JFASI

11th November 2005 17:02 UTC

where am i going wrong???
Ok, so I got a problem. Something i'm making involves creating random quadrilaterals.

Here's my scope code:

Init

n=5

Frame

nr=0

Beat

cx1=rand(100)/100-.5;
cx2=rand(100)/100-.5;
cx3=rand(100)/100-.5;
cx4=rand(100)/100-.5;

cy1=rand(100)/100-.5;
cy2=rand(100)/100-.5;
cy3=rand(100)/100-.5;
cy4=rand(100)/100-.5;

Point

nr=nr+1;

x1=if(equals(nr,1),cx1,x1);
x1=if(equals(nr,2),cx2,x1);
x1=if(equals(nr,3),cx3,x1);
x1=if(equals(nr,4),cx4,x1);

y1=if(equals(nr,1),cy1,y1);
y1=if(equals(nr,2),cy2,y1);
y1=if(equals(nr,3),cy3,y1);
y1=if(equals(nr,4),cy4,y1);

x=x1;y=y1


no matter what I do, it flops. This isn't a one shot problem. I'm probably doing something conceptually wrong, but I can't find it.

Tuggummi

11th November 2005 18:48 UTC

*ahem* "equals"?

eheiney

11th November 2005 18:50 UTC

I'll give you one little hint. equals() is not a function. ;)

JFASI

11th November 2005 19:17 UTC

Ooooooops.


:confused: The one thing I didn't check, either :confused:


Thanks





Now how can I extend this to more than 4 points...
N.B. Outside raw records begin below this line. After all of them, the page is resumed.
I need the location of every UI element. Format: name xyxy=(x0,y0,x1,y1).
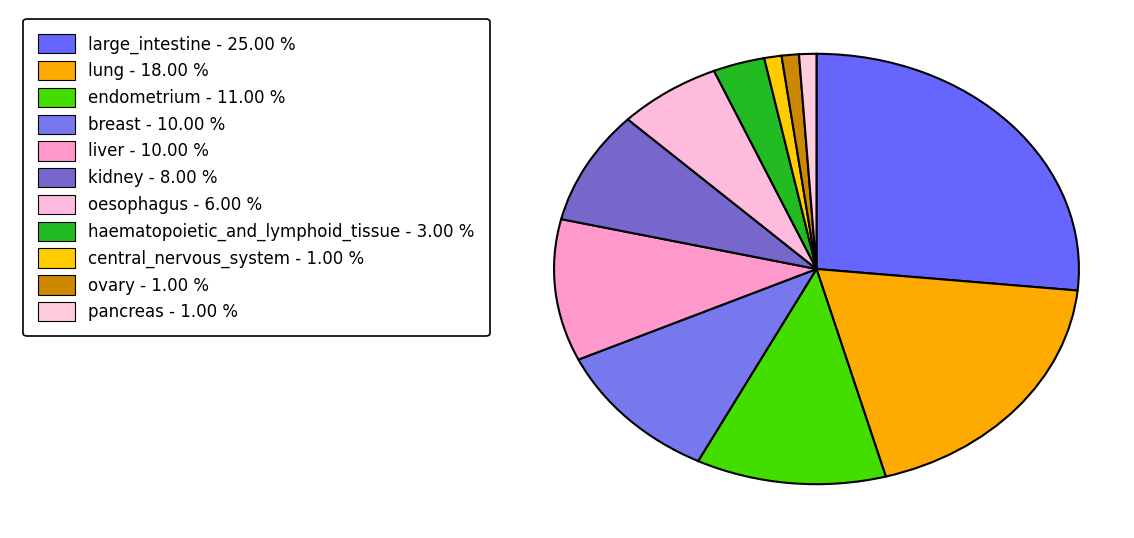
Wedge shape xyxy=(816,269,1077,477)
Wedge shape xyxy=(781,54,816,269)
Wedge shape xyxy=(764,56,816,269)
Wedge shape xyxy=(816,54,1078,291)
Wedge shape xyxy=(628,71,816,269)
Wedge shape xyxy=(561,119,816,269)
Wedge shape xyxy=(555,219,816,359)
Wedge shape xyxy=(699,269,886,484)
Legend: large_intestine - 25.00 %, lung - 18.00 %, endometrium - 11.00 %, breast - 10.00: large_intestine - 25.00 %, lung - 18.00 … xyxy=(24,19,490,336)
Wedge shape xyxy=(714,58,816,269)
Wedge shape xyxy=(799,54,816,269)
Wedge shape xyxy=(578,269,816,461)
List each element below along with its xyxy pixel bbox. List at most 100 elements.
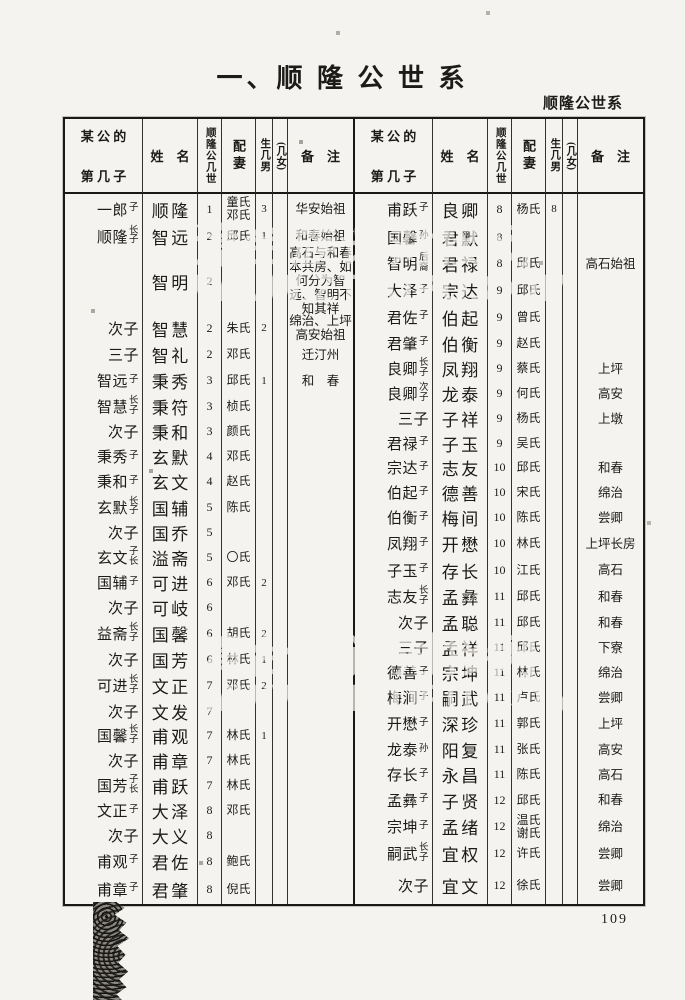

Is there anything in the syntax that would mean:

cx(nr)

?

Hmmmm. I could take the code out of the Beat, and use the b variable...

UIUC85

11th November 2005 23:00 UTC

Theres no way to make new arrays like what you're describing. However if you look at the help you do have megabuf() and loop() at your command. So you could try something like...

init:
n=8;

frame:
nr=0;

beat:
loop(2*n,exec2(assign(nr,nr+1),assign(megabuf(nr),rand(100)/100-.5)));
assign(megabuf(n),megabuf(1));
assign(megabuf(n+1),megabuf(2*n));

point:
nr=nr+1;
x=megabuf(nr);
y=megabuf(nr+n);

Now you can change n to whatever you want and get a random shape with n-1 sides!

JFASI

14th November 2005 03:01 UTC

Ah... I think I get loop better. Does it force the section to be repeated for whatever amount of time you make it? That would make things easier for me...

UIUC85

14th November 2005 04:59 UTC

yeah it'll execute the statement it is paired with that many times or in this case 2*n. Since there's n x values and n y values then you need 2*n values and to close off the shape you have the last and first values of x's and y's be the same which is why the statements below it are there.